It didn’t take long for NatGeo to post the next installment of its 2019 Earhart Reality Show, as Hartigan Shea’s Aug. 23 report, “Amelia Earhart search crew shares personal theories on her disappearance,” brought a sliver of clarity to this spectacle:
Back on the Nautilus, Robert Ballard, the man who found the Titanic, is searching the waters off Nikumaroro for the Electra’s remains. But that doesn’t stop him from speculating in his off hours about where else she might have landed. Could she have touched down on the windward side of the island or possibly on another island altogether? Based on how much gas she had left, he wondered, “What other islands were reachable and uninhabited and haven’t been searched?” He crunched the numbers and the answer is very few.

Barre, or Burrh Island, the boxed area in this satellite photo of Mili Atoll, where Amelia Earhart crash-landed on July 2, 1937, as readers of this blog know so well. Of course, National Geographic never uttered the words Mili Atoll or Saipan in its Aug. 26 disinformation piece announcing Robert Ballard’s failure to find any trace of Amelia Earhart’s Electra on Nikumaroro Atoll.
The answer is simple, unless you have an agenda to spew propaganda in support of the official government lie. It’s available in several books, including Amelia Earhart: The Truth at Last, wherein all due credit is given to researcher and author Vincent V. Loomis and his 1985 book, Amelia Earhart: The Final Story, the definitive Earhart-Marshall Islands-landing work.
Multiple witnesses saw Earhart’s Electra crash-land near Barre Island, in the northwest quadrant of Mili, and she and Noonan were later seen at Jaluit, where Japanese hospital corpsman Bilimon Amaron treated Noonan for a gash on his knee while crewmen stood by and addressed Earhart as “Meel-ya, Meel-ya.”
But that and a mountain of evidence too massive to mention here aren’t good enough for NatGeo’s Ms.

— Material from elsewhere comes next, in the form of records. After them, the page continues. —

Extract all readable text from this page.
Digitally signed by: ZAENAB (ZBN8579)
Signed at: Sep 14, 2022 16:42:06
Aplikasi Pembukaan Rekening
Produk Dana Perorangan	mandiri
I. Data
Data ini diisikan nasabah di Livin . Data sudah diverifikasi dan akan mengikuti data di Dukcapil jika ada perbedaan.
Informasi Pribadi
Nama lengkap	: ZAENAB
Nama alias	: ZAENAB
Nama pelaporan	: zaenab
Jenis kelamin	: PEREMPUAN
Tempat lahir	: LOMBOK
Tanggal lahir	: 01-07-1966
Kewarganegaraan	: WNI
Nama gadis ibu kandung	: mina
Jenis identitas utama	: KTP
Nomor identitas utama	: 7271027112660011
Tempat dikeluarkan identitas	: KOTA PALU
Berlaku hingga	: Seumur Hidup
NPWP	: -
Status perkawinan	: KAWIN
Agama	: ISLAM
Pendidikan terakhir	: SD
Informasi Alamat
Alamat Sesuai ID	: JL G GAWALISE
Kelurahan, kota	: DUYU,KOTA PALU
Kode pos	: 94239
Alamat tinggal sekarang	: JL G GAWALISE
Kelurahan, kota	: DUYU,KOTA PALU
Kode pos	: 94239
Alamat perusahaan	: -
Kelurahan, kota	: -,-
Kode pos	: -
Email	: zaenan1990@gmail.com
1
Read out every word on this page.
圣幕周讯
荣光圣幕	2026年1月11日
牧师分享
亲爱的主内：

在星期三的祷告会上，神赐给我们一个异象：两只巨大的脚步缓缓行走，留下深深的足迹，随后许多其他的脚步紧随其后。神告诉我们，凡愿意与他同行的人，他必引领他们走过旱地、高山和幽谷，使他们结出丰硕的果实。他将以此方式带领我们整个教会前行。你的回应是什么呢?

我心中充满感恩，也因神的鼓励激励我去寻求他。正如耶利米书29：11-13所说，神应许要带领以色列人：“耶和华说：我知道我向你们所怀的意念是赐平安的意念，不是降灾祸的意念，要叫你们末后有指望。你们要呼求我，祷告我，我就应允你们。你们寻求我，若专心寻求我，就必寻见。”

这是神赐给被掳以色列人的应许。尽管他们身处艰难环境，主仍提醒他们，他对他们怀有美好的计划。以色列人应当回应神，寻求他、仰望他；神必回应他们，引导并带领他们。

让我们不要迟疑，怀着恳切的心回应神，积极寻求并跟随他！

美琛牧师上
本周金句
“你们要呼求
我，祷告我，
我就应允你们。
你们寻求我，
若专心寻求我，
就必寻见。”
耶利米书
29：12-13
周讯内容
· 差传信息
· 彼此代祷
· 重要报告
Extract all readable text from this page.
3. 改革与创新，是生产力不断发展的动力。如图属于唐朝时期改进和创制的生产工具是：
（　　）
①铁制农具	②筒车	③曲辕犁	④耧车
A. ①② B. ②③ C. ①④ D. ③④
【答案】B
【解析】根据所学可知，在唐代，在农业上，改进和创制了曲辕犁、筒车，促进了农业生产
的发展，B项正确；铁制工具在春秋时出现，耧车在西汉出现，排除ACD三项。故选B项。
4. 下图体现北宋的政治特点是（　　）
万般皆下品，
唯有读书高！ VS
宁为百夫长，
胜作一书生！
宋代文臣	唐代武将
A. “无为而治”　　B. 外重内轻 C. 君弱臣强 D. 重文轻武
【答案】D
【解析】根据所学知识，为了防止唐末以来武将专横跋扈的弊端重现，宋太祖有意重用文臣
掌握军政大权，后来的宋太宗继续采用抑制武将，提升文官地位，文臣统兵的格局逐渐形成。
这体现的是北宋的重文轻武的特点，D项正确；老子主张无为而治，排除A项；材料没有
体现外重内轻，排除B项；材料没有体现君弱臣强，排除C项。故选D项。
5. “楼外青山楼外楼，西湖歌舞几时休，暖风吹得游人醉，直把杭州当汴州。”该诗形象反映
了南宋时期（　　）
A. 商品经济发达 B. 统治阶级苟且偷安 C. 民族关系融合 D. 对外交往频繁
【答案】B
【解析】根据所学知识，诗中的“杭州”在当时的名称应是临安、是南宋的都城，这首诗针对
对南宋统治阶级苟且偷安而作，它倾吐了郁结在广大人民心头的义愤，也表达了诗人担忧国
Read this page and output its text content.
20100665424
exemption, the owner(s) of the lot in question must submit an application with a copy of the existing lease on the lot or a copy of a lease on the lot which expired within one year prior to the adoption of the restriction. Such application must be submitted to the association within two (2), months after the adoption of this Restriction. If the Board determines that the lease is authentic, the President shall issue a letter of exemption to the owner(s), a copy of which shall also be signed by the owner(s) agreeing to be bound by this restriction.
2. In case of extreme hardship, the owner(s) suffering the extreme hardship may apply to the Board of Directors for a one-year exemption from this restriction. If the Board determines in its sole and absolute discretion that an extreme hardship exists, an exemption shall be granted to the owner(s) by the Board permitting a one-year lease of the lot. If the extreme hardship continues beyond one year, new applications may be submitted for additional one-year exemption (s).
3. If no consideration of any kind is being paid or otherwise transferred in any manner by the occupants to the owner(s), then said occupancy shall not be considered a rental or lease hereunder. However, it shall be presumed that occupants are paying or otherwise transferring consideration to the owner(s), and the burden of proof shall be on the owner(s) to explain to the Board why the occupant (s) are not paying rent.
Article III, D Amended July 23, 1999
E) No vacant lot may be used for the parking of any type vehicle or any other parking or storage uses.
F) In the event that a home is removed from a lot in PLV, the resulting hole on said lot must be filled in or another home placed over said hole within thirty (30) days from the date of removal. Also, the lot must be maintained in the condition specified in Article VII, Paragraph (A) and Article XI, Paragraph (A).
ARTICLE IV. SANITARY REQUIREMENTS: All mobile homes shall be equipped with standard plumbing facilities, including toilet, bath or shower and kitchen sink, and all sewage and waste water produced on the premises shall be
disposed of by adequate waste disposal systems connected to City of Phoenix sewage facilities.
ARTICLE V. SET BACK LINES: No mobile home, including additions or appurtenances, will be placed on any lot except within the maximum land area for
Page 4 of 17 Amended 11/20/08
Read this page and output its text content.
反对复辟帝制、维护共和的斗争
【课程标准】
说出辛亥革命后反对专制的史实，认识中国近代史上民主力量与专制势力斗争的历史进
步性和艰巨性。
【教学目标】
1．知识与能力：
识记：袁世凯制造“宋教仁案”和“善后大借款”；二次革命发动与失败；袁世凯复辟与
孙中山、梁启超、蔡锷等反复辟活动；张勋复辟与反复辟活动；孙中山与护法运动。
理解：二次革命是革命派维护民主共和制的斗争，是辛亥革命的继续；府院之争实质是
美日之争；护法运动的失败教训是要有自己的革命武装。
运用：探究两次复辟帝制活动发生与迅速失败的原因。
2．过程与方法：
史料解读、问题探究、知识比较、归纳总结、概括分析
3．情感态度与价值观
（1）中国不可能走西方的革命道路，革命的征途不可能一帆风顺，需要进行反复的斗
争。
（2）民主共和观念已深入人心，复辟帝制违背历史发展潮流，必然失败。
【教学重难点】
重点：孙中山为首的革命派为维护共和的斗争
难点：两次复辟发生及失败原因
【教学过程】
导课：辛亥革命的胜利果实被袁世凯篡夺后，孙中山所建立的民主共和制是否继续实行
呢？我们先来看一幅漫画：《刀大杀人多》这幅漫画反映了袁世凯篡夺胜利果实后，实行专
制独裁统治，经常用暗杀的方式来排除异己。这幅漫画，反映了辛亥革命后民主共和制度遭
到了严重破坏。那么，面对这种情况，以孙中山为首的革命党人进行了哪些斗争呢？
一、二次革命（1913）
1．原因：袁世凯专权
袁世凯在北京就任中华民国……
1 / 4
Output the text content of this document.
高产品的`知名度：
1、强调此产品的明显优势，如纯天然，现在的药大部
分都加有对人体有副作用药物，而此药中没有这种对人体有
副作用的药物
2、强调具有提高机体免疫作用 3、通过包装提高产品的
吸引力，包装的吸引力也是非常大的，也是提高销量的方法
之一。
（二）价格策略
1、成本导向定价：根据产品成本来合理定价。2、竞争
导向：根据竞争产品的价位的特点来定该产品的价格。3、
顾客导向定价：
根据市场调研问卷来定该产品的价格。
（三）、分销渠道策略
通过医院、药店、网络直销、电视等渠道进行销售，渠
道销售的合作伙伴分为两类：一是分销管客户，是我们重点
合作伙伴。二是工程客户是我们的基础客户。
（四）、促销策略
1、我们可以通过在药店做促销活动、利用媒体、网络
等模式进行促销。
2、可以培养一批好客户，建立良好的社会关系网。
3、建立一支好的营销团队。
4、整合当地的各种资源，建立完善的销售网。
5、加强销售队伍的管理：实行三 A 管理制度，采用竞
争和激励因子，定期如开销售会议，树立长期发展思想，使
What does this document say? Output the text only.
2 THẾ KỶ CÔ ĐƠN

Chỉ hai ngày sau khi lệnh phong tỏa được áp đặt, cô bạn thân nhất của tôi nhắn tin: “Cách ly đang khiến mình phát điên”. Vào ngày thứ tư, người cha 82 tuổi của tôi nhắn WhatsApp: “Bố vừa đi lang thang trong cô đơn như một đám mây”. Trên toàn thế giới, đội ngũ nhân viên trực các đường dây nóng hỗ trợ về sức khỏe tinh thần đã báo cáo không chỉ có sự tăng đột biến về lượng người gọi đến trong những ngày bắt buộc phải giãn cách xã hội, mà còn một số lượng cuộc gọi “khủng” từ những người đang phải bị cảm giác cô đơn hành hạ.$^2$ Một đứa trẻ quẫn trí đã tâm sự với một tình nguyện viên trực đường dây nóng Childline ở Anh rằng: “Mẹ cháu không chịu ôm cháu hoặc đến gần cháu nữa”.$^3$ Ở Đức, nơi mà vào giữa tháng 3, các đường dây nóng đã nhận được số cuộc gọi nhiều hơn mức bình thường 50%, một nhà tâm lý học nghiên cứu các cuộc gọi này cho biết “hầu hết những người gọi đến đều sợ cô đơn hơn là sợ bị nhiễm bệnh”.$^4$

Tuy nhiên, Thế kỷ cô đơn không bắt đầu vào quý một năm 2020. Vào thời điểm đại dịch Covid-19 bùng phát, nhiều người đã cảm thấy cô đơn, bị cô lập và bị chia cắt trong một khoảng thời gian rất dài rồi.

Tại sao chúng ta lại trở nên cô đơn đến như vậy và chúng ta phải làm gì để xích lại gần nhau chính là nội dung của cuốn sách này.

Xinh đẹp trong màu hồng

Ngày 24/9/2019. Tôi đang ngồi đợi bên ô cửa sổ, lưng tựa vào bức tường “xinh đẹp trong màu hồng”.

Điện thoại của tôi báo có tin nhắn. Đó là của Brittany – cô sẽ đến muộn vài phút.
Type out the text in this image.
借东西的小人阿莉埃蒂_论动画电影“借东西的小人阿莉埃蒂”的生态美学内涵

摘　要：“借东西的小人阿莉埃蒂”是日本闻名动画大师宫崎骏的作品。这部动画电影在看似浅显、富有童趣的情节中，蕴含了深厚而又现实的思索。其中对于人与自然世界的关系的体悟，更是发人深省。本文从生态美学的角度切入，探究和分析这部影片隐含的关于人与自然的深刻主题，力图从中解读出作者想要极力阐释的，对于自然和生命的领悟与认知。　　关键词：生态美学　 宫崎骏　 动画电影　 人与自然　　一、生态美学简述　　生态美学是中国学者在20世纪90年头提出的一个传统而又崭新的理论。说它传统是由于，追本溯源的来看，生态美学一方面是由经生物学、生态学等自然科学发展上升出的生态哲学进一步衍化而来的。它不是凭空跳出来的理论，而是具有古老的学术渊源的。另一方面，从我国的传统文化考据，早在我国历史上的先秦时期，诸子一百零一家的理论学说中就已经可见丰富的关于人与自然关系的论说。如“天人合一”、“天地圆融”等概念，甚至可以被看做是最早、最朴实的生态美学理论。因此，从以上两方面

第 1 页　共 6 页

Hartigan Shea, who finishes her Aug. 23 entry with this insipid paragraph:
The search for Amelia Earhart is an endless puzzle, and a challenge that Ballard relishes. So do the other members of the expedition, who have puzzled over how long Earhart could have survived on the island, what she ate, whether the coconut crabs consumed her, if her plane could have floated intact over the reef, whether rescuers tried hard enough to find her and, most poignantly, how the ardent feminist and pacifist might have changed the world if she had lived. We may never know the answers to some of these questions but the speculation will continue as long as the mystery remains unsolved.
Never hint at the Marshall Islands-Saipan truth — that’s the ticket for these artists of disinformation, these cockroaches of deceit. Will someone please cue the violins? A high school freshman could write a better close than this clichéd, transparent trash. In its laughable screed, NatGeo is not only lying to its readers, but it’s reached new lows in its contemptible hypocrisy.
To wit: This crew of National Geographic propagandists pretends to know nothing about the National Geographic Channel’s Amelia Earhart special in late 2006, which was the debut of its short-lived Undercover History series. In that program, several aspects of the truth were presented, including Marine Pvt. Robert E. Wallack’s discovery of Amelia’s briefcase in a blown Japanese safe on Saipan in summer 1944, and Bilimon Amaron’s encounter with the fliers on a Japanese ship at Jaluit. Just the slightest trace of that program can now be found on an Internet search, an IMDb entry that’s been swept clean of any meaningful information. Care to guess why?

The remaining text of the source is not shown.